El motivo de semejante recogimiento se encontraba cuesta arriba, por el camino que va a la pequeña Iglesia de La Asunción. Todo el pueblo se había dado cita en el lugar, para dar el último adiós a Andrés Carreño, su alcalde, fallecido de forma repentina a los 37 años.
Sin protocolo alguno, mezclados y unidos por el dolor, estaban vecinos del pueblo y de municipios próximos; alcaldes y concejales de toda la Sierra y la plana mayor del Partido Socialista, dentro y fuera del templo, que se quedó pequeño para acoger tanta gente.
La ceremonia fue sencilla y breve. Primero, el rito. El Libro de la Sabiduría («el Justo, aunque muera prematuramente, hallará descanso»); siguió el Salmo 23 («el Señor es mi pastor, nada me faltará») y tras ello, llegó el Evangelio de Mateo con la parábola de las cinco doncellas prudentes.

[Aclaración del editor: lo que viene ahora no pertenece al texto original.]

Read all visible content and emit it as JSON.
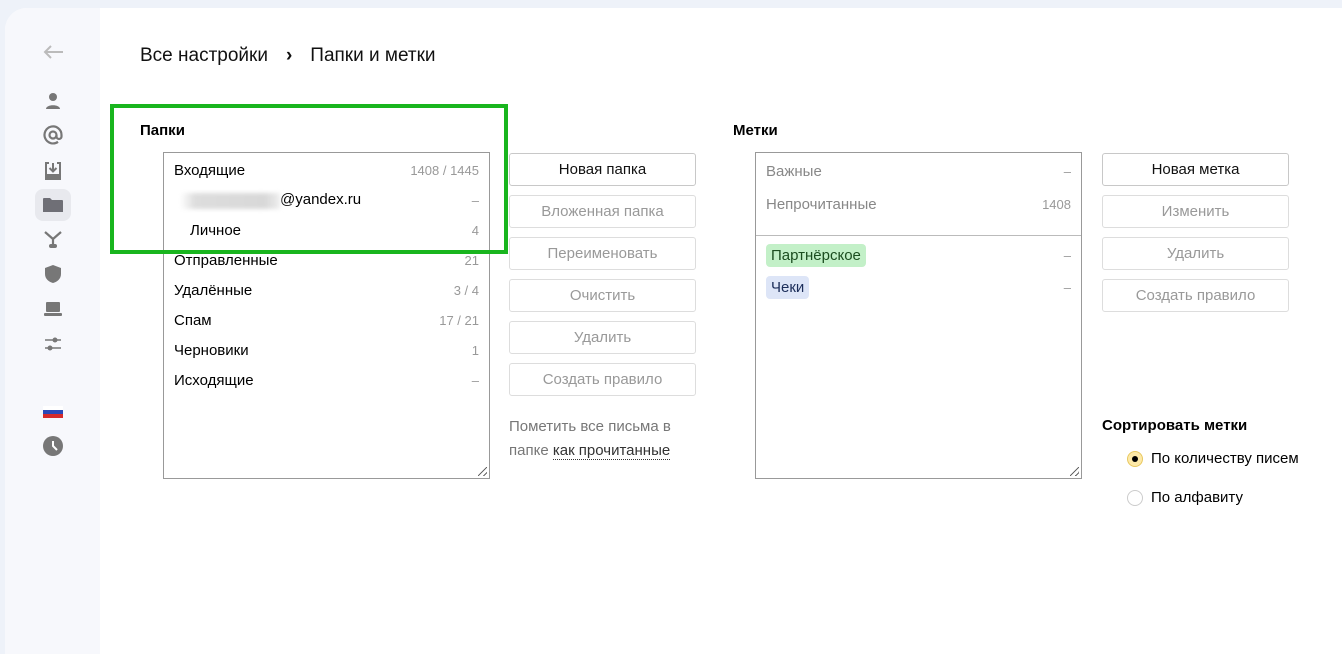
{
  "breadcrumb": {
    "root": "Все настройки",
    "separator": "›",
    "current": "Папки и метки"
  },
  "sidebar": [
    "back-icon",
    "person-icon",
    "at-icon",
    "inbox-download-icon",
    "folder-icon",
    "filter-branch-icon",
    "shield-icon",
    "laptop-icon",
    "sliders-icon",
    "russian-flag-icon",
    "clock-icon"
  ],
  "folders": {
    "title": "Папки",
    "items": [
      {
        "name": "Входящие",
        "count": "1408 / 1445"
      },
      {
        "name": "@yandex.ru",
        "count": "–"
      },
      {
        "name": "Личное",
        "count": "4"
      },
      {
        "name": "Отправленные",
        "count": "21"
      },
      {
        "name": "Удалённые",
        "count": "3 / 4"
      },
      {
        "name": "Спам",
        "count": "17 / 21"
      },
      {
        "name": "Черновики",
        "count": "1"
      },
      {
        "name": "Исходящие",
        "count": "–"
      }
    ],
    "buttons": [
      "Новая папка",
      "Вложенная папка",
      "Переименовать",
      "Очистить",
      "Удалить",
      "Создать правило"
    ],
    "mark_read_text": "Пометить все письма в папке",
    "mark_read_link": "как прочитанные"
  },
  "labels": {
    "title": "Метки",
    "system": [
      {
        "name": "Важные",
        "count": "–"
      },
      {
        "name": "Непрочитанные",
        "count": "1408"
      }
    ],
    "user": [
      {
        "name": "Партнёрское",
        "count": "–",
        "color": "#c3f0c8"
      },
      {
        "name": "Чеки",
        "count": "–",
        "color": "#dde5f7"
      }
    ],
    "buttons": [
      "Новая метка",
      "Изменить",
      "Удалить",
      "Создать правило"
    ],
    "sort_title": "Сортировать метки",
    "sort_options": [
      "По количеству писем",
      "По алфавиту"
    ],
    "sort_selected": "По количеству писем"
  },
  "highlight_color": "#19b51e"
}
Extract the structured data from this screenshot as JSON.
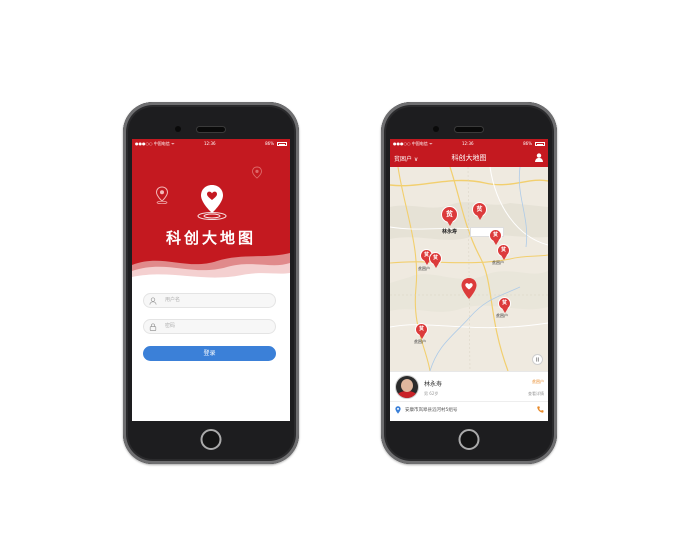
{
  "status_bar": {
    "carrier": "●●●○○ 中国电信 ᯤ",
    "time": "12:36",
    "battery": "86%"
  },
  "login": {
    "app_title": "科创大地图",
    "username_placeholder": "用户名",
    "password_placeholder": "密码",
    "login_button": "登录"
  },
  "map_screen": {
    "nav_left": "贫困户 ∨",
    "title": "科创大地图",
    "pin_glyph": "贫",
    "labels": {
      "main": "林永寿",
      "village_a": "贫困户",
      "village_b": "贫困户",
      "village_c": "贫困户",
      "village_d": "贫困户"
    },
    "card": {
      "name": "林永寿",
      "sub": "男 62岁",
      "tag": "贫困户",
      "link": "查看详情",
      "address": "安康市岚皋县滔河村5组号"
    }
  },
  "colors": {
    "brand_red": "#c41920",
    "button_blue": "#3b80d8",
    "pin_red": "#dc3b3b"
  },
  "icons": [
    "location-pin-icon",
    "heart-pin-icon",
    "user-icon",
    "lock-icon",
    "locate-icon",
    "phone-icon"
  ]
}
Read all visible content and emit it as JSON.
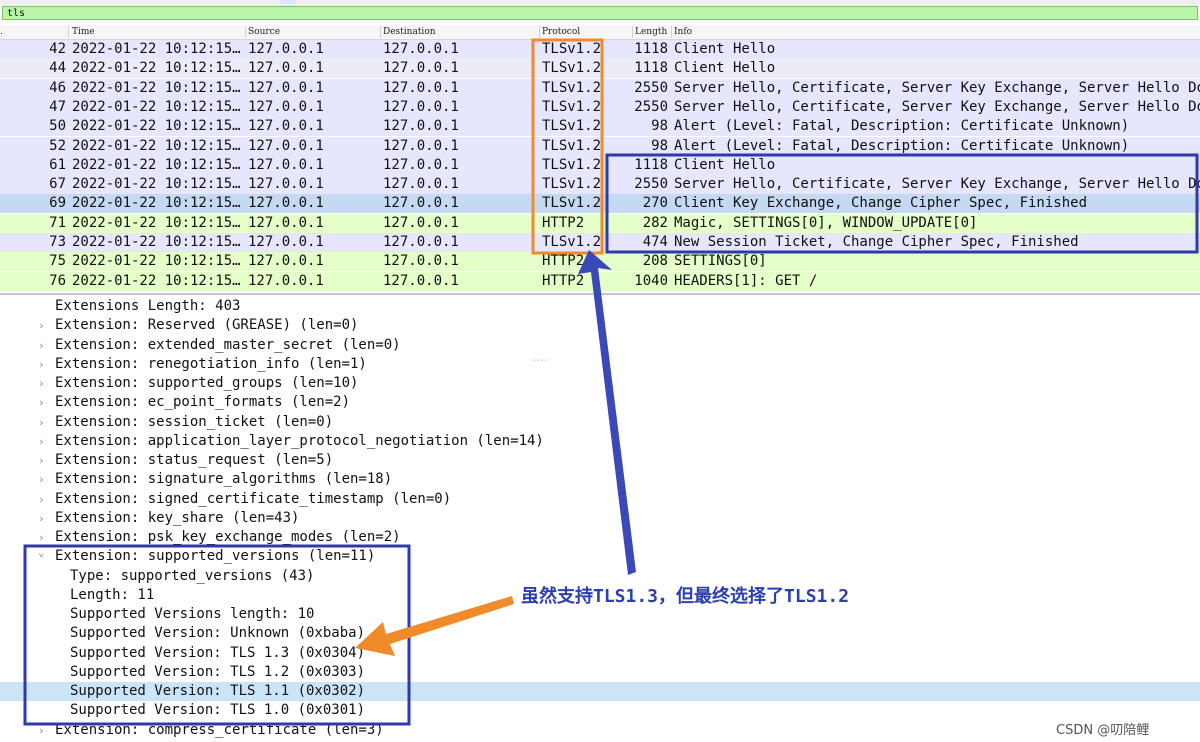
{
  "filter": {
    "value": "tls"
  },
  "columns": [
    "Time",
    "Source",
    "Destination",
    "Protocol",
    "Length",
    "Info"
  ],
  "colors": {
    "tls_row": "#e7e6ff",
    "tls_row_alt": "#ecebf8",
    "http2_row": "#e4ffc7",
    "selected_row": "#c5d9f2",
    "orange_box": "#f08a2b",
    "blue_box": "#2f3aa8"
  },
  "packets": [
    {
      "no": "42",
      "time": "2022-01-22 10:12:15…",
      "src": "127.0.0.1",
      "dst": "127.0.0.1",
      "proto": "TLSv1.2",
      "len": "1118",
      "info": "Client Hello",
      "kind": "tls"
    },
    {
      "no": "44",
      "time": "2022-01-22 10:12:15…",
      "src": "127.0.0.1",
      "dst": "127.0.0.1",
      "proto": "TLSv1.2",
      "len": "1118",
      "info": "Client Hello",
      "kind": "tls_alt"
    },
    {
      "no": "46",
      "time": "2022-01-22 10:12:15…",
      "src": "127.0.0.1",
      "dst": "127.0.0.1",
      "proto": "TLSv1.2",
      "len": "2550",
      "info": "Server Hello, Certificate, Server Key Exchange, Server Hello Done",
      "kind": "tls"
    },
    {
      "no": "47",
      "time": "2022-01-22 10:12:15…",
      "src": "127.0.0.1",
      "dst": "127.0.0.1",
      "proto": "TLSv1.2",
      "len": "2550",
      "info": "Server Hello, Certificate, Server Key Exchange, Server Hello Done",
      "kind": "tls"
    },
    {
      "no": "50",
      "time": "2022-01-22 10:12:15…",
      "src": "127.0.0.1",
      "dst": "127.0.0.1",
      "proto": "TLSv1.2",
      "len": "98",
      "info": "Alert (Level: Fatal, Description: Certificate Unknown)",
      "kind": "tls"
    },
    {
      "no": "52",
      "time": "2022-01-22 10:12:15…",
      "src": "127.0.0.1",
      "dst": "127.0.0.1",
      "proto": "TLSv1.2",
      "len": "98",
      "info": "Alert (Level: Fatal, Description: Certificate Unknown)",
      "kind": "tls"
    },
    {
      "no": "61",
      "time": "2022-01-22 10:12:15…",
      "src": "127.0.0.1",
      "dst": "127.0.0.1",
      "proto": "TLSv1.2",
      "len": "1118",
      "info": "Client Hello",
      "kind": "tls"
    },
    {
      "no": "67",
      "time": "2022-01-22 10:12:15…",
      "src": "127.0.0.1",
      "dst": "127.0.0.1",
      "proto": "TLSv1.2",
      "len": "2550",
      "info": "Server Hello, Certificate, Server Key Exchange, Server Hello Done",
      "kind": "tls"
    },
    {
      "no": "69",
      "time": "2022-01-22 10:12:15…",
      "src": "127.0.0.1",
      "dst": "127.0.0.1",
      "proto": "TLSv1.2",
      "len": "270",
      "info": "Client Key Exchange, Change Cipher Spec, Finished",
      "kind": "selected"
    },
    {
      "no": "71",
      "time": "2022-01-22 10:12:15…",
      "src": "127.0.0.1",
      "dst": "127.0.0.1",
      "proto": "HTTP2",
      "len": "282",
      "info": "Magic, SETTINGS[0], WINDOW_UPDATE[0]",
      "kind": "http2"
    },
    {
      "no": "73",
      "time": "2022-01-22 10:12:15…",
      "src": "127.0.0.1",
      "dst": "127.0.0.1",
      "proto": "TLSv1.2",
      "len": "474",
      "info": "New Session Ticket, Change Cipher Spec, Finished",
      "kind": "tls"
    },
    {
      "no": "75",
      "time": "2022-01-22 10:12:15…",
      "src": "127.0.0.1",
      "dst": "127.0.0.1",
      "proto": "HTTP2",
      "len": "208",
      "info": "SETTINGS[0]",
      "kind": "http2"
    },
    {
      "no": "76",
      "time": "2022-01-22 10:12:15…",
      "src": "127.0.0.1",
      "dst": "127.0.0.1",
      "proto": "HTTP2",
      "len": "1040",
      "info": "HEADERS[1]: GET /",
      "kind": "http2"
    }
  ],
  "details": [
    {
      "text": "Extensions Length: 403",
      "level": 0,
      "arrow": ""
    },
    {
      "text": "Extension: Reserved (GREASE) (len=0)",
      "level": 0,
      "arrow": ">"
    },
    {
      "text": "Extension: extended_master_secret (len=0)",
      "level": 0,
      "arrow": ">"
    },
    {
      "text": "Extension: renegotiation_info (len=1)",
      "level": 0,
      "arrow": ">"
    },
    {
      "text": "Extension: supported_groups (len=10)",
      "level": 0,
      "arrow": ">"
    },
    {
      "text": "Extension: ec_point_formats (len=2)",
      "level": 0,
      "arrow": ">"
    },
    {
      "text": "Extension: session_ticket (len=0)",
      "level": 0,
      "arrow": ">"
    },
    {
      "text": "Extension: application_layer_protocol_negotiation (len=14)",
      "level": 0,
      "arrow": ">"
    },
    {
      "text": "Extension: status_request (len=5)",
      "level": 0,
      "arrow": ">"
    },
    {
      "text": "Extension: signature_algorithms (len=18)",
      "level": 0,
      "arrow": ">"
    },
    {
      "text": "Extension: signed_certificate_timestamp (len=0)",
      "level": 0,
      "arrow": ">"
    },
    {
      "text": "Extension: key_share (len=43)",
      "level": 0,
      "arrow": ">"
    },
    {
      "text": "Extension: psk_key_exchange_modes (len=2)",
      "level": 0,
      "arrow": ">"
    },
    {
      "text": "Extension: supported_versions (len=11)",
      "level": 0,
      "arrow": "v"
    },
    {
      "text": "Type: supported_versions (43)",
      "level": 1,
      "arrow": ""
    },
    {
      "text": "Length: 11",
      "level": 1,
      "arrow": ""
    },
    {
      "text": "Supported Versions length: 10",
      "level": 1,
      "arrow": ""
    },
    {
      "text": "Supported Version: Unknown (0xbaba)",
      "level": 1,
      "arrow": ""
    },
    {
      "text": "Supported Version: TLS 1.3 (0x0304)",
      "level": 1,
      "arrow": ""
    },
    {
      "text": "Supported Version: TLS 1.2 (0x0303)",
      "level": 1,
      "arrow": ""
    },
    {
      "text": "Supported Version: TLS 1.1 (0x0302)",
      "level": 1,
      "arrow": "",
      "selected": true
    },
    {
      "text": "Supported Version: TLS 1.0 (0x0301)",
      "level": 1,
      "arrow": ""
    },
    {
      "text": "Extension: compress_certificate (len=3)",
      "level": 0,
      "arrow": ">"
    }
  ],
  "annotation": "虽然支持TLS1.3，但最终选择了TLS1.2",
  "footer": "CSDN @叨陪鲤"
}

Y hasta ahí se contuvo la emoción. El párroco, bogarreño adoptivo y amigo del fallecido, acudió a sus recuerdos compartidos y a un antiguo dicho de allende los mares para expresar lo que los montes gritaban bajo la niebla «pues hoy, hasta las montañas lloran».
A partir de entonces, el pesar se desbordó. Lecturas y testimonios, agradecimientos a los presentes, hasta el acuerdo municipal que decretaba tres días de luto oficial por el fallecimiento del alcalde, se leyeron con voces entrecortadas.
El rito de la paz, que marca la recta final de la Misa, fue el único instante que rompió la quietud. Poco después, el culto terminaba.
Y así, mientras todos los presentes esperaban a que saliese Andrés, las lenguas de bruma bajaban, poco a poco, por las laderas más cercanas, mientras depositaban millones de diminutas gotas de agua que en todas partes quedaban, prendidas como lágrimas.